E lo sguardo è anche l’ultima tappa. La più potente, per me.
Perché a catturarti sono gli occhi, nei volti enigmatici di Laura. La forza dello sguardo, indecifrabile, ti avvolge, ti incanta, ti trattiene. Nell’equilibrio formale e nell’essenzialità della postura che contraddistingue i ritratti, lo sguardo sembra sempre trasformarsi in un magico punto di fuga. E’ da quello sguardo che si parte, ed è a quello che infine si ritorna. E’ uno sguardo che insinua domande, e che apre varchi inattesi verso altre possibili realtà. Realtà radicate nel presente ma forse invisibili ai più? Realtà immerse in passati remoti? Legate a emozioni personali o al senso di un esistere comune, di una comune appartenenza, di un orizzonte condiviso?

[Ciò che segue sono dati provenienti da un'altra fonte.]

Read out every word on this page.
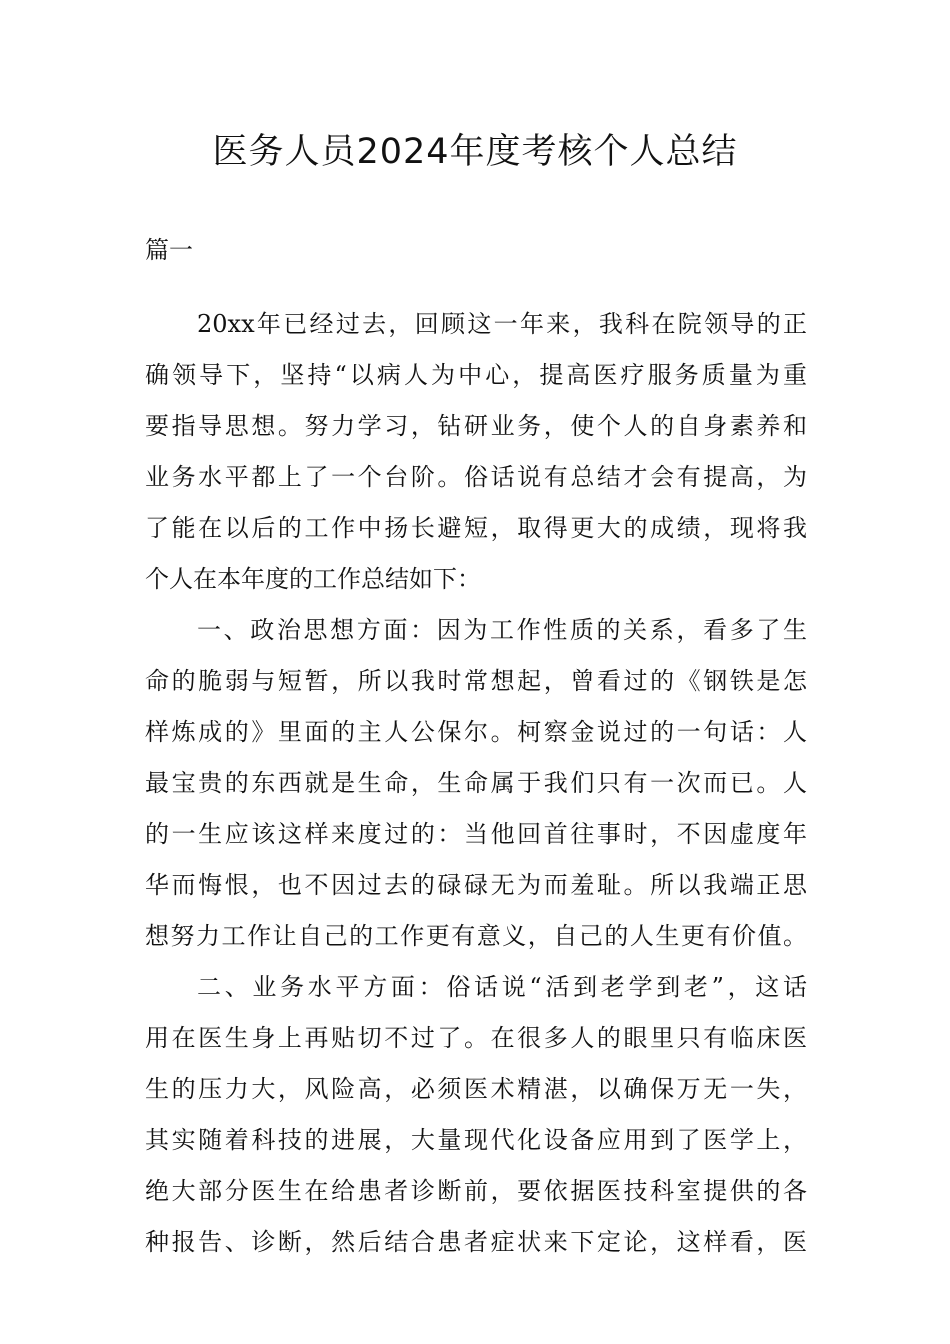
医务人员2024年度考核个人总结
篇一
20xx年已经过去，回顾这一年来，我科在院领导的正
确领导下，坚持“以病人为中心，提高医疗服务质量为重
要指导思想。努力学习，钻研业务，使个人的自身素养和
业务水平都上了一个台阶。俗话说有总结才会有提高，为
了能在以后的工作中扬长避短，取得更大的成绩，现将我
个人在本年度的工作总结如下：
一、政治思想方面：因为工作性质的关系，看多了生
命的脆弱与短暂，所以我时常想起，曾看过的《钢铁是怎
样炼成的》里面的主人公保尔。柯察金说过的一句话：人
最宝贵的东西就是生命，生命属于我们只有一次而已。人
的一生应该这样来度过的：当他回首往事时，不因虚度年
华而悔恨，也不因过去的碌碌无为而羞耻。所以我端正思
想努力工作让自己的工作更有意义，自己的人生更有价值。
二、业务水平方面：俗话说“活到老学到老”，这话
用在医生身上再贴切不过了。在很多人的眼里只有临床医
生的压力大，风险高，必须医术精湛，以确保万无一失，
其实随着科技的进展，大量现代化设备应用到了医学上，
绝大部分医生在给患者诊断前，要依据医技科室提供的各
种报告、诊断，然后结合患者症状来下定论，这样看，医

Ecco, i ritratti di Laura fanno sempre così, almeno con me: mettono in moto domande. Suggeriscono nuove prospettive. La forma si fa introspezione, l’emozione apre alla profondità.
Sbuelz e Leita, che state facendo?
Io e Laura sediamo vicine. Abbiamo quattordici anni. Stessa età, stessa aula, stessa scuola. Forse stessa distrazione un po’ colpevole, legata a un’immaginazione che ci porta invariabilmente altrove.
Cerchiamo un senso, Prof. Ecco. Cerchiamo.
Perché l’arte – e la letteratura – in fondo non fanno che questo: si sforzano di trovare un senso al nostro essere qui e ora, al mistero di questo nostro andare.